What should not go unmentioned is that the performance discrepancies were very long-lived. Even after 5 weeks on a regular diet, the rodents in the N-6 diet easily outperformed their coconut and omega-3 competition - probably because it takes months (in rodents and years in men) to restore a "normal" muscular fatty acid profile. Now this is an interesting thought, because it will eventually lead us to the hypothesis that the huge benefits we are currently seeing (at least in some individuals) from the consumption of supplemental omega-3 fatty acids would be a direct result of the their effect on a cellular fatty acid ratio that has been messed up over years!

In view of the profundity of the omega-6 overshoot in the SAD diet and considering the fact that many of us have been consuming diets containing 15x more omega-6 fatty acids than omega-3s for decades, this does not appear unlikely. From a scientific perspective it would yet reaffirm that the "optimal n3:n:6 ratio" for someone with a well-balanced cellular level of the latter could be very different from the 1:1 optimum some experts currently recommend as target in the battle against diabesity - right?
References:

• Ayre KJ, Hulbert AJ. Dietary fatty acid profile affects endurance in rats.

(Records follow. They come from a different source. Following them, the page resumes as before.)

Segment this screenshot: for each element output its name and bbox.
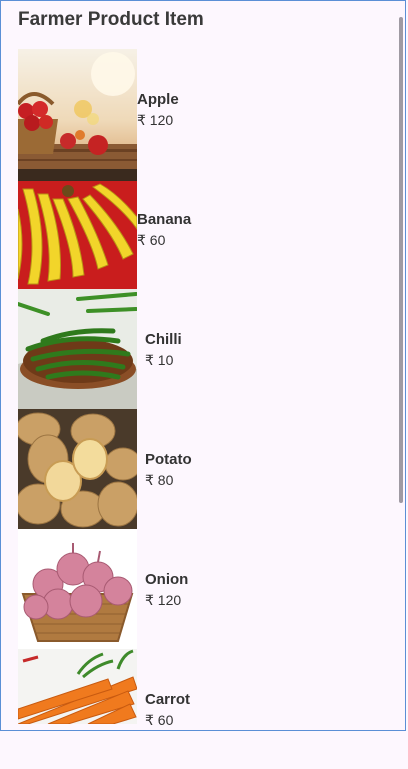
product-name: Banana <box>137 211 192 228</box>
list-item-banana[interactable]: Banana ₹ 60 <box>18 169 393 289</box>
list-item-potato[interactable]: Potato ₹ 80 <box>18 409 393 529</box>
product-name: Chilli <box>145 331 182 348</box>
apple-basket-image <box>18 49 137 169</box>
potatoes-image <box>18 409 137 529</box>
product-name: Potato <box>145 451 192 468</box>
list-item-onion[interactable]: Onion ₹ 120 <box>18 529 393 649</box>
product-name: Onion <box>145 571 189 588</box>
product-name: Carrot <box>145 691 191 708</box>
list-item-apple[interactable]: Apple ₹ 120 <box>18 49 393 169</box>
product-price: ₹ 120 <box>137 112 174 128</box>
app-window: Farmer Product Item Apple ₹ 120 Banana ₹… <box>0 0 406 731</box>
page-title: Farmer Product Item <box>18 9 204 30</box>
carrots-image <box>18 649 137 724</box>
product-price: ₹ 80 <box>145 472 174 488</box>
list-item-carrot[interactable]: Carrot ₹ 60 <box>18 649 393 769</box>
product-price: ₹ 60 <box>137 232 166 248</box>
product-price: ₹ 10 <box>145 352 174 368</box>
product-price: ₹ 120 <box>145 592 182 608</box>
vertical-scrollbar[interactable] <box>399 17 403 503</box>
onion-basket-image <box>18 529 137 649</box>
product-price: ₹ 60 <box>145 712 174 728</box>
product-name: Apple <box>137 91 179 108</box>
list-item-chilli[interactable]: Chilli ₹ 10 <box>18 289 393 409</box>
product-list[interactable]: Apple ₹ 120 Banana ₹ 60 Chilli ₹ 10 Pota… <box>18 49 393 769</box>
banana-bunch-image <box>18 169 137 289</box>
green-chilli-bowl-image <box>18 289 137 409</box>
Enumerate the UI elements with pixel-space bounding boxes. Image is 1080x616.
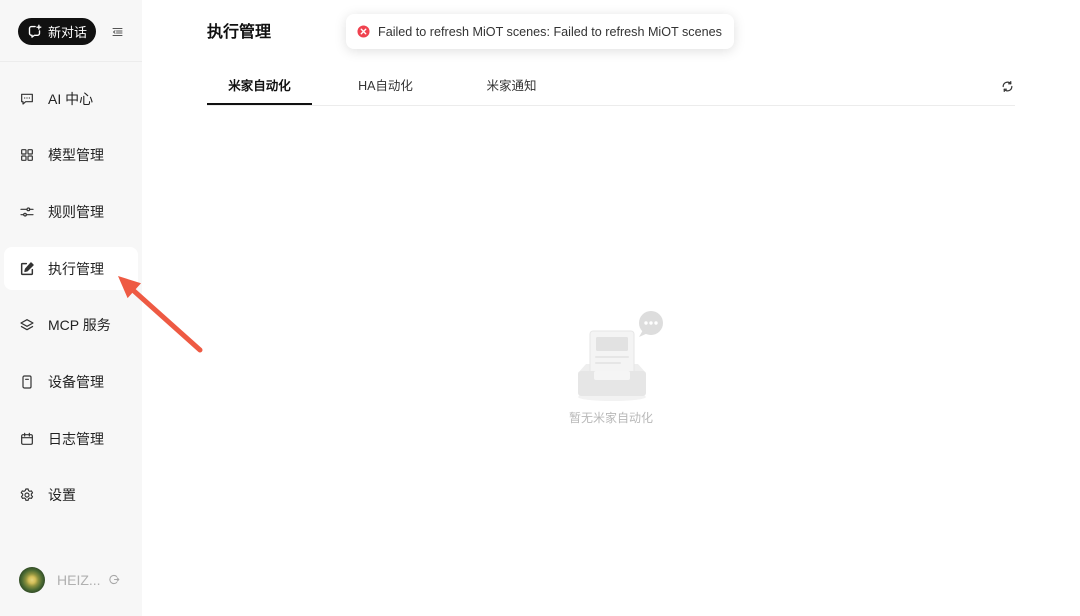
avatar [19, 567, 45, 593]
error-toast: Failed to refresh MiOT scenes: Failed to… [346, 14, 734, 49]
tab-mijia-notification[interactable]: 米家通知 [459, 70, 564, 105]
toast-message: Failed to refresh MiOT scenes: Failed to… [378, 24, 722, 39]
main-content: 执行管理 米家自动化 HA自动化 米家通知 暂无米家自动化 [142, 0, 1080, 616]
new-chat-button[interactable]: 新对话 [18, 18, 96, 45]
sidebar-item-label: 模型管理 [48, 147, 104, 164]
sidebar-divider [0, 61, 142, 62]
collapse-sidebar-icon[interactable] [111, 26, 124, 38]
sidebar-item-label: 设置 [48, 487, 76, 504]
device-icon [19, 374, 35, 390]
error-circle-icon [357, 25, 370, 38]
tab-bar: 米家自动化 HA自动化 米家通知 [207, 70, 1015, 106]
sidebar-item-label: MCP 服务 [48, 317, 111, 334]
sidebar-item-models[interactable]: 模型管理 [4, 134, 138, 177]
grid-icon [19, 147, 35, 163]
sidebar-item-rules[interactable]: 规则管理 [4, 190, 138, 233]
calendar-icon [19, 431, 35, 447]
tab-ha-automation[interactable]: HA自动化 [333, 70, 438, 105]
message-dots-icon [19, 91, 35, 107]
edit-square-icon [19, 261, 35, 277]
chat-plus-icon [27, 24, 42, 39]
page-title: 执行管理 [207, 24, 272, 41]
user-name: HEIZ... [57, 572, 101, 588]
sidebar-item-settings[interactable]: 设置 [4, 474, 138, 517]
sidebar-item-label: 日志管理 [48, 430, 104, 447]
layers-icon [19, 317, 35, 333]
sidebar-item-mcp[interactable]: MCP 服务 [4, 304, 138, 347]
sidebar-item-ai-center[interactable]: AI 中心 [4, 77, 138, 120]
sidebar-menu: AI 中心 模型管理 规则管理 执行管理 MCP 服务 设备管理 日志管理 设置 [4, 77, 138, 517]
gear-icon [19, 487, 35, 503]
sidebar-item-label: AI 中心 [48, 90, 94, 107]
sidebar-item-execution[interactable]: 执行管理 [4, 247, 138, 291]
sidebar: 新对话 AI 中心 模型管理 规则管理 执行管理 MCP 服务 设备管理 日志管… [0, 0, 142, 616]
refresh-icon[interactable] [1001, 80, 1014, 93]
sidebar-item-devices[interactable]: 设备管理 [4, 360, 138, 403]
empty-state-text: 暂无米家自动化 [568, 411, 653, 425]
tab-mijia-automation[interactable]: 米家自动化 [207, 70, 312, 105]
sidebar-item-label: 设备管理 [48, 373, 104, 390]
sidebar-item-label: 规则管理 [48, 203, 104, 220]
user-profile[interactable]: HEIZ... [19, 567, 105, 593]
empty-inbox-icon [578, 311, 663, 401]
logout-icon[interactable] [108, 573, 121, 586]
sliders-icon [19, 204, 35, 220]
sidebar-item-label: 执行管理 [48, 260, 104, 277]
sidebar-item-logs[interactable]: 日志管理 [4, 417, 138, 460]
new-chat-label: 新对话 [48, 25, 88, 40]
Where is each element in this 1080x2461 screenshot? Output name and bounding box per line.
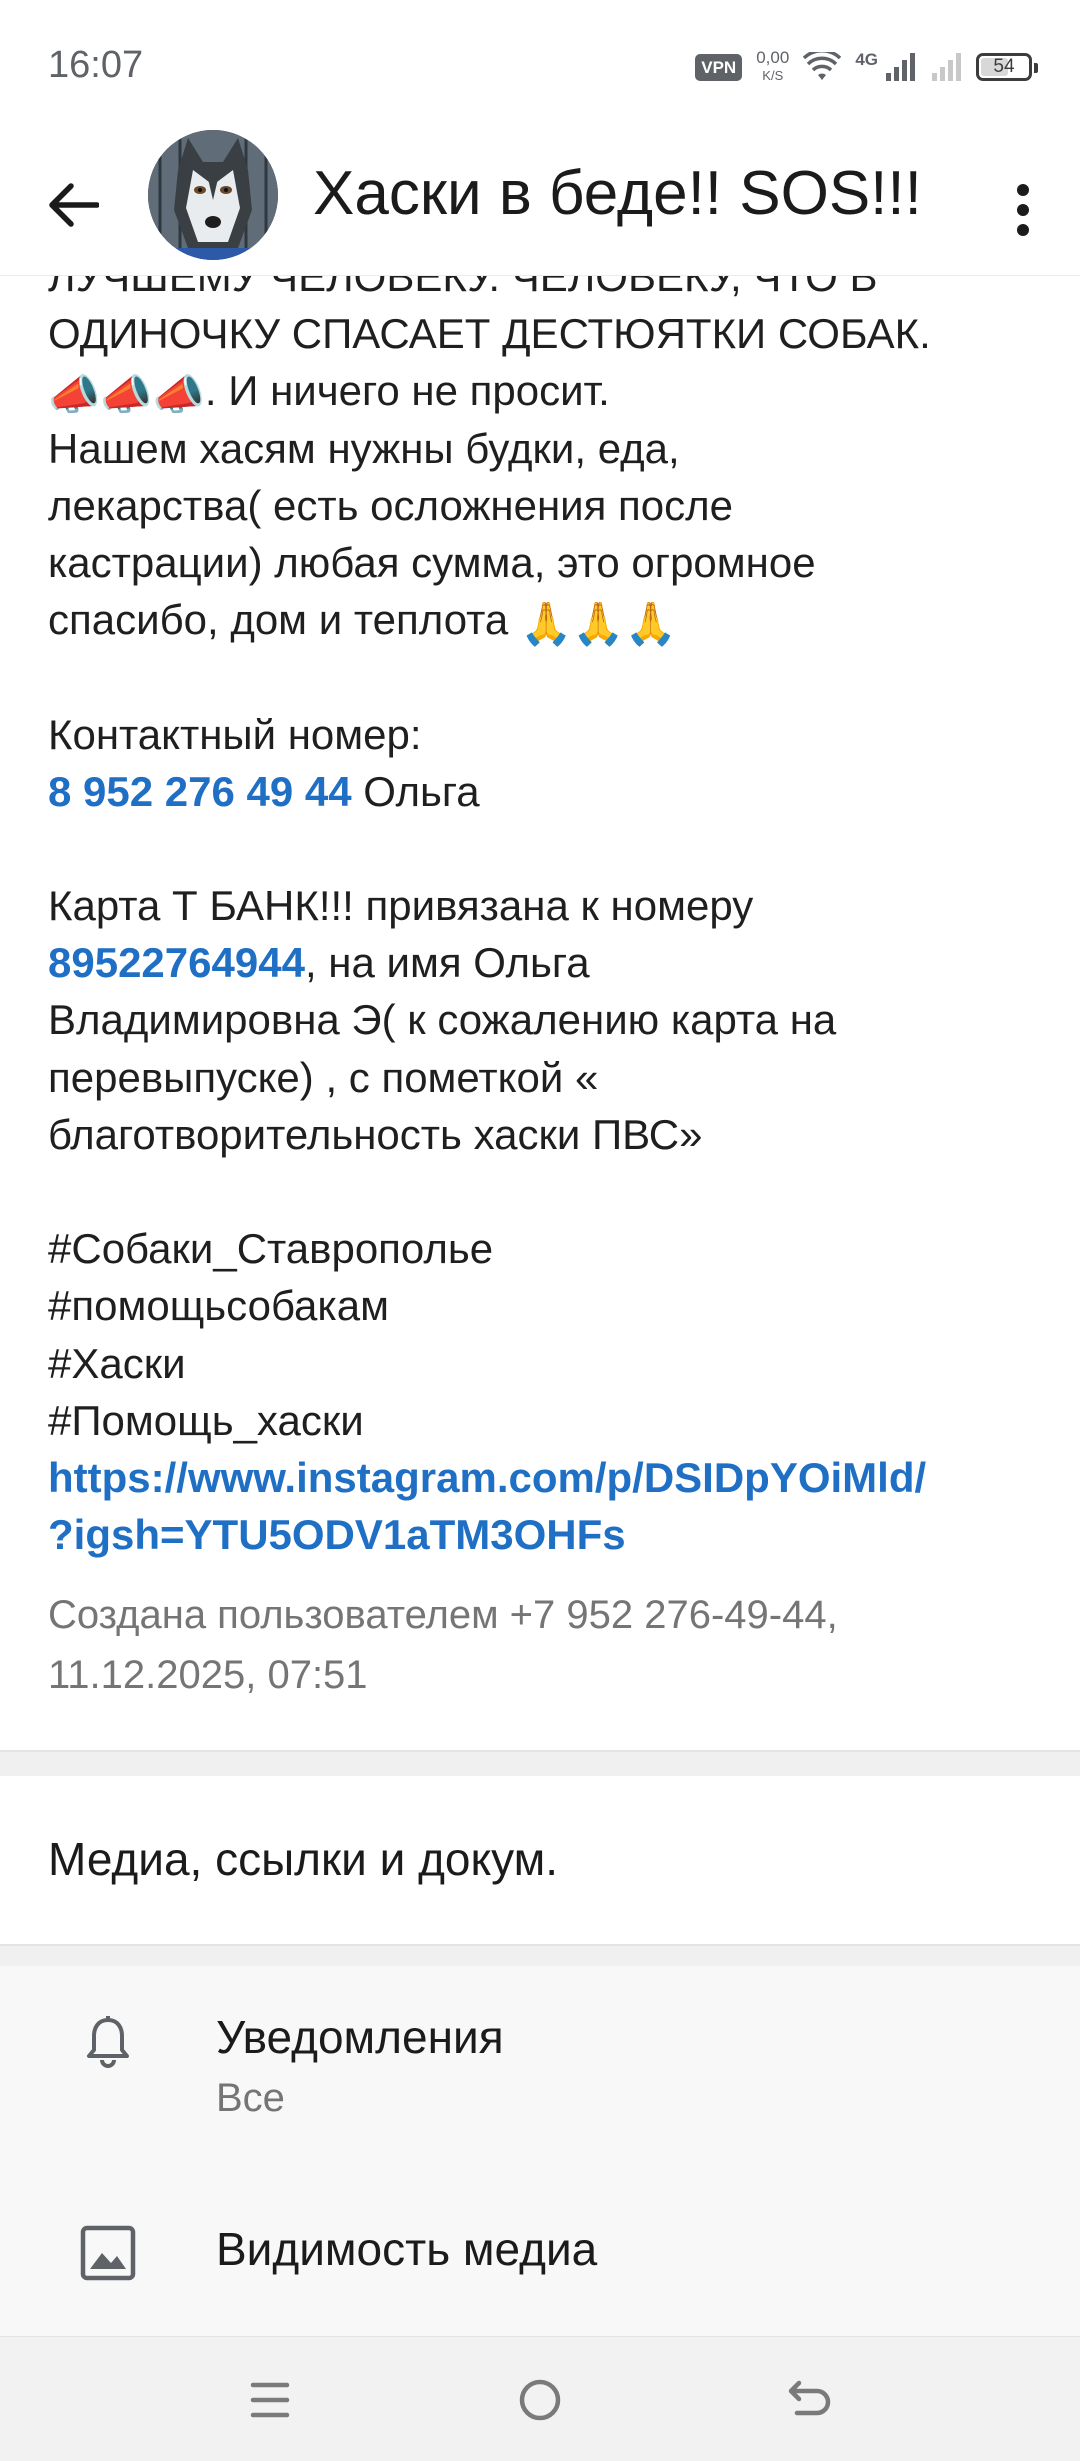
menu-icon <box>250 2382 290 2418</box>
notifications-value: Все <box>216 2076 285 2120</box>
signal-icon <box>886 53 915 81</box>
network-type: 4G <box>855 50 878 69</box>
description-line: Нашем хасям нужны будки, еда, <box>48 424 680 472</box>
instagram-link[interactable]: https://www.instagram.com/p/DSIDpYOiMld/ <box>48 1449 1048 1506</box>
network-speed-unit: K/S <box>762 68 784 83</box>
hashtag[interactable]: #Собаки_Ставрополье <box>48 1220 1048 1277</box>
media-visibility-title: Видимость медиа <box>216 2223 598 2275</box>
description-line: кастрации) любая сумма, это огромное <box>48 538 816 586</box>
contact-name: Ольга <box>351 767 480 815</box>
description-text: спасибо, дом и теплота <box>48 596 520 644</box>
description-line: 📣📣📣. И ничего не просит. <box>48 362 1048 419</box>
settings-section: Уведомления Все Видимость медиа <box>0 1966 1080 2336</box>
arrow-left-icon <box>49 183 99 227</box>
card-text: , на имя Ольга <box>304 939 590 987</box>
more-vertical-icon <box>1017 184 1029 236</box>
card-line: Владимировна Э( к сожалению карта на <box>48 996 837 1044</box>
chat-header: Хаски в беде!! SOS!!! <box>0 130 1080 275</box>
hashtag[interactable]: #помощьсобакам <box>48 1277 1048 1334</box>
card-line: благотворительность хаски ПВС» <box>48 1110 703 1158</box>
nav-menu-button[interactable] <box>235 2367 305 2433</box>
megaphone-emoji: 📣📣📣 <box>48 371 205 419</box>
contact-line: 8 952 276 49 44 Ольга <box>48 763 1048 820</box>
status-bar: 16:07 VPN 0,00 K/S 4G 54 <box>0 0 1080 130</box>
nav-home-button[interactable] <box>505 2367 575 2433</box>
status-time: 16:07 <box>48 44 144 86</box>
nav-back-button[interactable] <box>775 2367 845 2433</box>
contact-phone-link[interactable]: 8 952 276 49 44 <box>48 768 352 815</box>
card-line: 89522764944, на имя Ольга <box>48 934 1048 991</box>
hashtag[interactable]: #Помощь_хаски <box>48 1392 1048 1449</box>
description-line: лекарства( есть осложнения после <box>48 481 734 529</box>
battery-level: 54 <box>993 56 1015 77</box>
system-navigation-bar <box>0 2336 1080 2461</box>
media-links-docs-row[interactable]: Медиа, ссылки и докум. <box>0 1776 1080 1946</box>
card-line: Карта Т БАНК!!! привязана к номеру <box>48 882 754 930</box>
card-phone-link[interactable]: 89522764944 <box>48 939 305 986</box>
instagram-link-continued[interactable]: ?igsh=YTU5ODV1aTM3OHFs <box>48 1506 1048 1563</box>
section-divider <box>0 1750 1080 1778</box>
hashtag[interactable]: #Хаски <box>48 1335 1048 1392</box>
created-by: Создана пользователем +7 952 276-49-44, <box>48 1593 838 1637</box>
battery-icon: 54 <box>976 53 1038 81</box>
back-arrow-icon <box>788 2380 831 2416</box>
pray-emoji: 🙏🙏🙏 <box>519 600 677 648</box>
card-line: перевыпуске) , с пометкой « <box>48 1053 599 1101</box>
avatar[interactable] <box>148 130 278 260</box>
chat-title: Хаски в беде!! SOS!!! <box>313 159 922 228</box>
media-visibility-row[interactable]: Видимость медиа <box>0 2166 1080 2336</box>
bell-icon <box>75 2008 141 2074</box>
signal-2-icon <box>932 53 961 81</box>
created-date: 11.12.2025, 07:51 <box>48 1653 368 1697</box>
media-links-docs-label: Медиа, ссылки и докум. <box>48 1833 559 1885</box>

Lipids. 1997 Dec;32(12):1265-70. 
• Pella D, Dubnov G, Singh RB, Sharma R, Berry EM, Manor O. Effects of an Indo-Mediterranean diet on the omega-6/omega-3 ratio in patients at high risk of coronary artery disease: the Indian paradox. World Rev Nutr Diet. 2003;92:74-80.
• Rogowski MP, Flowers MT, Stamatikos AD, Ntambi JM, Paton CM. SCD1 activity in muscle increases triglyceride PUFA content, exercise capacity, and PPARδ expression in mice. J Lipid Res. 2013 Oct;54(10):2636-46.
• Simopoulos, AP. Omega-6/omega-3 essential fatty acid ratio and chronic diseases. Food Reviews International. 2004; 20(1).